Book Review – Do Nothing

This week’s newsletter is going to be a little different. We’ve been toying with the idea of reviewing books that we think might be helpful to our readers. I recently finished Do Nothing by Celeste Headlee, so I thought we’d start there.

If you’re looking for a review of the entire book, this isn’t it. Instead, I’ll be writing about some of the concepts I found interesting and applicable to the work we do as mediators and counsellors.

Polluted Time
This was a term I had never heard before, but have definitely experienced in my own life.

Periods or moments in which work pressures or commitments prevent someone from enjoying or otherwise making the most of their non-work time.

Have you ever felt like this? Imagine you have a weekend coming up with no commitments or appointments. You can do whatever you want! Once the weekend arrives and you try to relax, how do you feel? Do feelings of guilt or stress creep in because you’re not being “productive”?

Polluted time isn’t the only term for this feeling. In psychology, it’s also related to something called internalized capitalism. The belief that your worth is tied to your productivity. It often shows up as guilt when you’re resting, and the constant fear that you’re never enough.

This is the bitter truth of working in the post-digital revolution. We have tools that make us more productive than at any other point in human history, yet we’re working more hours than the generations who came before us.

My biggest take aways from the book:

  • The amount of hours people typically worked before the Industrial Revolution (it’s less, not more).
  • Henry Ford implemented the 40 hour work week because he found it made his employees MORE productive. It had nothing to do with altruism.
  • Trading hours for money is a relatively new concept. Before the Industrial Revolution this didn’t really exist. You provided products or services for a flat fee.
  • What we’re doing now can’t last much longer.

So yes, we’re working more hours now than at any other time in recorded history, and we’re constantly being pushed to do more. It’s no wonder we feel guilty when we have time to ourselves. So what can you do to help mitigate those feelings of guilt and begin to separate your self-worth from your productivity?

Reframe

Remind yourself that recovery enables better focus, creativity, and decision-making when you do work. If you like structure, literally schedule “recharge time” in your calendar and treat it like a work task, something to accomplish.

Use a To-Do List

I would be lost without my list! Keep a visible log of what you’ve accomplished (work, errands, responsibilities). There are countless apps you can use, or just grab a pen and paper. When guilt creeps in, look at your list as proof that you’ve already “earned” your downtime.

Practice Active Rest

Sometimes passive rest (scrolling, TV) makes guilt louder. Active rest, like cooking, reading, walking, or gardening, can trick the productivity-driven brain into seeing rest as “doing.” Over time, it gets easier to allow yourself truly passive downtime.
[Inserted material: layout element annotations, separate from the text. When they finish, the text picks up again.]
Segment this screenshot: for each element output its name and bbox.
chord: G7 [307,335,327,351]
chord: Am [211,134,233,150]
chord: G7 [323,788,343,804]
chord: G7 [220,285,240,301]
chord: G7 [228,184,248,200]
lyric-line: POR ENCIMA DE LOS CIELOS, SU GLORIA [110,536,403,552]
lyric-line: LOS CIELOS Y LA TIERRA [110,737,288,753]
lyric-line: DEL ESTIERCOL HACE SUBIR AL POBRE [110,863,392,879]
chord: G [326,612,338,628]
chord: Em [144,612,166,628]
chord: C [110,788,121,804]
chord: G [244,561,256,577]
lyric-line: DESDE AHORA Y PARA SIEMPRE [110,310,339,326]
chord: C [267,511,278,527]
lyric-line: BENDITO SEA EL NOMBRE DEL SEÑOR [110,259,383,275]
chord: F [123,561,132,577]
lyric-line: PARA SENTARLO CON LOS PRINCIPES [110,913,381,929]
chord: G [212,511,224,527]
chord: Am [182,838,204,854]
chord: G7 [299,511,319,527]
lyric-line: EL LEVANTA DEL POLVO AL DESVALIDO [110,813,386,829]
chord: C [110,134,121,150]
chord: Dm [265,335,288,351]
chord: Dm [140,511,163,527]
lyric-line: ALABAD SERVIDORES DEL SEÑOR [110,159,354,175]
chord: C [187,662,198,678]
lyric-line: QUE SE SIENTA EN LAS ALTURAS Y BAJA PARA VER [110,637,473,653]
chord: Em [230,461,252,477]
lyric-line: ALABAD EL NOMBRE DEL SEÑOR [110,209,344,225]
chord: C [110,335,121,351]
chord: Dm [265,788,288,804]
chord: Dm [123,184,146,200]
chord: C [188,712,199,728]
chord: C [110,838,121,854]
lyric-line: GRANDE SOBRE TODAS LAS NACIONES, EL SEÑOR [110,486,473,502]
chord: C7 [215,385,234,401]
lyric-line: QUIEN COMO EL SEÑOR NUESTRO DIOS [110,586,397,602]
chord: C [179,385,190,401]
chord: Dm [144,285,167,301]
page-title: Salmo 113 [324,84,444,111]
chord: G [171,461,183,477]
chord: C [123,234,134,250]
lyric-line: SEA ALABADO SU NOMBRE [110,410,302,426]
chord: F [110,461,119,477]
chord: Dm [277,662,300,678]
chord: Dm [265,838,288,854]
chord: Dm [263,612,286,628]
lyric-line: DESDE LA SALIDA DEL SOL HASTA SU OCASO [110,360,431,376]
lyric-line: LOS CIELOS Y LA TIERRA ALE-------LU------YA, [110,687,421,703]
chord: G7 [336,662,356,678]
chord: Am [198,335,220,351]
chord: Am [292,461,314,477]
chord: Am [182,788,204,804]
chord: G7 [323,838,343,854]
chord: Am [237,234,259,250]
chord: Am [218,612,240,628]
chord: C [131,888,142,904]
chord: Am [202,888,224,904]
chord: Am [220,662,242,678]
Active rest is what tends to work best for me. I love getting outside and going for a run. Nothing clears my head faster.

Linn Ullmann, in an interview with Vogue, about her father Ingmar Bergman:

“My father was a very disciplined and punctual man; it was a prerequisite for his creativity. There was a time for everything: for work, for talk, for solitude, for rest. No matter what time you get out of bed, go for a walk and then work, he’d say, because the demons hate it when you get out of bed, demons hate fresh air. So when I make up excuses not to work, I hear his voice in my head: Get up, get out, go to your work.”

“Demons hate fresh air”, I love that. I need that as a bumper sticker.

Start with Micro-Breaks

If long stretches of downtime feel impossible, start small: 10–15 minutes of guilt-free leisure. I use something called the Pomodoro technique. It’s a time management technique where you break up your work in to small chunks and take short breaks between each chunk. There are numerous apps out there you can use to get started.

Everything in life has seasons, and that includes our minds and our bodies. The line can’t constantly go up. Something has to give. Relax, get bored, do nothing.

When you grow up you tend to get told the world is the way it is and your life is just to live inside the world. Try not to bash into the walls too much. Try to have a nice family, have fun, save a little money. That’s a very limited life. Life can be much broader once you discover one simple fact: Everything around you that you call life was made up by people that were no smarter than you and you can change it, you can influence it, you can build your own things that other people can use.Once you learn that, you’ll never be the same again.